Day Five: Divine Wine

With the city swamped for the Pride parade on Sunday, two cousins and I escape to wine country north of the city. This is the heart of American viticulture, and a necessary journey for a wine lover. We take our time in starting out, and then head north through Napa, laughing at the traffic jams coming into the city as we cruise out. There’s no shortage of opulence along Napa Valley, as the wineries have all built their little villas and luxurious estates amid the grapevines, and display questionable command of Italian as they adopt or make up names to convey their prestige. Some are familiar names, while others look to break in, and all look to ride the cachet of the Napa name to greater recognition. Seeking some more exquisite experiences, we drive on past most of them.

The first stop is also the most absurd: Castello di Amorosa, a legitimate castle perched just above the north end of Napa Valley. The stonework is astonishing, and in among the turrets and battlements are a chapel, a great hall, a drawbridge, and some elaborate loggias. (A few extra dollars admit one to the torture chamber, among other special rooms.) The wine and service here are not especially remarkable, and it brings in crowds in a way that our later destinations don’t, but it’s still a winy wonderland. We’ve created a complete spectacle.

2016-06-26 12.03.26.jpg

Our next stop is the polar opposite experience. Locals, a wine cooperative in the miniature downtown of Geyserville, has no pretentions of an elaborate setting. It just delivers far better wine for no tasting fee, and reliably lures its visitors to purchase their favorites. Here, it’s easy to savor the different options and make informed comparisons, and make some effort to expand a mediocre vocabulary to describe the flavors we imbibe.

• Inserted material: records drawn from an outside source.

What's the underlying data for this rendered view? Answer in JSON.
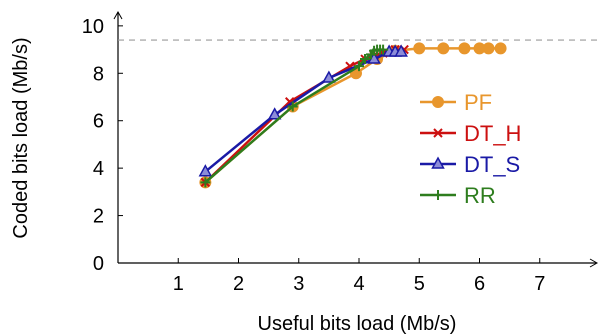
{
  "chart_data": {
    "type": "line",
    "xlabel": "Useful bits load (Mb/s)",
    "ylabel": "Coded bits load (Mb/s)",
    "xlim": [
      0,
      8
    ],
    "ylim": [
      0,
      10.5
    ],
    "xticks": [
      "1",
      "2",
      "3",
      "4",
      "5",
      "6",
      "7"
    ],
    "yticks": [
      "0",
      "2",
      "4",
      "6",
      "8",
      "10"
    ],
    "grid": false,
    "legend_position": "center-right",
    "reference_line": {
      "y": 9.4,
      "style": "dashed",
      "color": "#9a9a9a"
    },
    "series": [
      {
        "name": "PF",
        "color": "#e8962c",
        "marker": "circle",
        "x": [
          1.45,
          2.9,
          3.95,
          4.3,
          4.6,
          5.0,
          5.4,
          5.75,
          6.0,
          6.15,
          6.35
        ],
        "y": [
          3.4,
          6.6,
          8.0,
          8.6,
          8.95,
          9.05,
          9.05,
          9.05,
          9.05,
          9.05,
          9.05
        ]
      },
      {
        "name": "DT_H",
        "color": "#cc1010",
        "marker": "x",
        "x": [
          1.45,
          2.85,
          3.85,
          4.1,
          4.25,
          4.4,
          4.6,
          4.75
        ],
        "y": [
          3.4,
          6.8,
          8.3,
          8.6,
          8.75,
          8.85,
          9.0,
          9.0
        ]
      },
      {
        "name": "DT_S",
        "color": "#1a1aa6",
        "marker": "triangle",
        "x": [
          1.45,
          2.6,
          3.5,
          4.25,
          4.5,
          4.6,
          4.7
        ],
        "y": [
          3.85,
          6.25,
          7.8,
          8.6,
          8.9,
          8.9,
          8.9
        ]
      },
      {
        "name": "RR",
        "color": "#2e7d1e",
        "marker": "plus",
        "x": [
          1.45,
          2.9,
          4.0,
          4.1,
          4.2,
          4.25,
          4.3,
          4.35,
          4.4
        ],
        "y": [
          3.4,
          6.6,
          8.3,
          8.6,
          8.8,
          8.95,
          9.0,
          9.0,
          9.0
        ]
      }
    ]
  }
}
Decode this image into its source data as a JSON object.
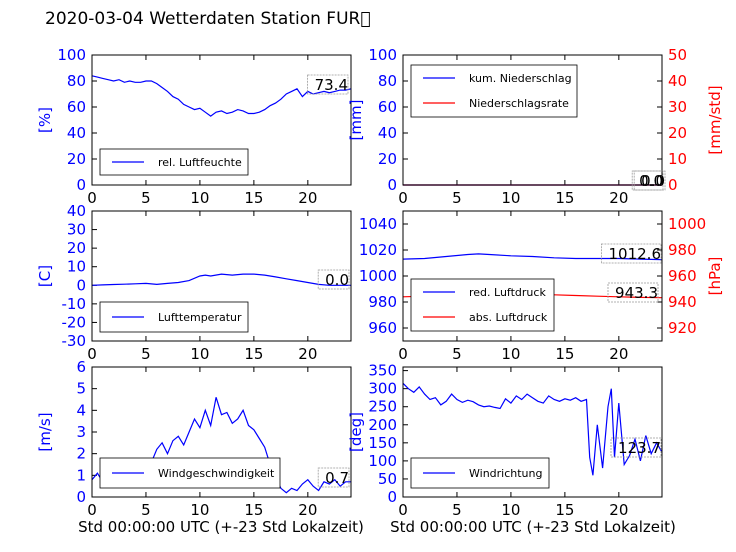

After a lunch stop in Healdsburg, we head into Sonoma, where we make two stops: first at Mazzocco, which specializes in Zinfandels, and then at Ridge, one of Sonoma’s gems. It’s a baking hot day in wine country, with temperatures in excess of 95 degrees, but we can linger inside while sipping at our glasses and still enjoy views of the vineyards marching out beyond us. I can’t resist a purchase from Ridge, though a looming trip through Canadian customs keeps me from going too crazy with the credit card.

2016-06-26 16.25.41

Now that we’ve had our fill of wine, we head back to Healdsburg, where a well-manicured central square makes the area appear even ritzier. We stop by its brewery, Bear Republic, best known for its Racer 5 IPA, though I elect for a delectable sour instead. As if we haven’t sampled enough satisfying beverages, we then head down the 101 to Santa Rosa, where we visit one of my cousin’s favorite breweries, Russian River. Their variety is so great and their ability to deliver on all of them so impressive that it would be a waste just to get a couple of beers, so we share a complete sampler with 18 different beers, from standard lagers to classic West Coast IPAs to Belgians to sours. With the help of some pizza, I’m feeling decidedly fat by the end of the tasting, but I manage to finish it all off.

The sun sinks toward the horizon as we head back south through Marin County. It’s down below the horizon by the time we reach the Golden Gate, but there’s still enough of a glow to make a detour up the coastal road worthwhile. I’m treated to panoramas over the Golden Gate Bridge, the city, and the ocean beyond. The wind howls and the fog begins to roll in; it’s a solid 40 degrees colder here than it was back up in Sonoma. Still, it’s worth taking a moment to drink it all in, one last sip at the vessel of Bay Area beauty before a final drive over San Francisco’s hills down into Hayes Valley. It’s been a rich weekend that has sapped my wallet in more ways than one, and I’m sure to return before long. For now, though, it’s time to hit the road again.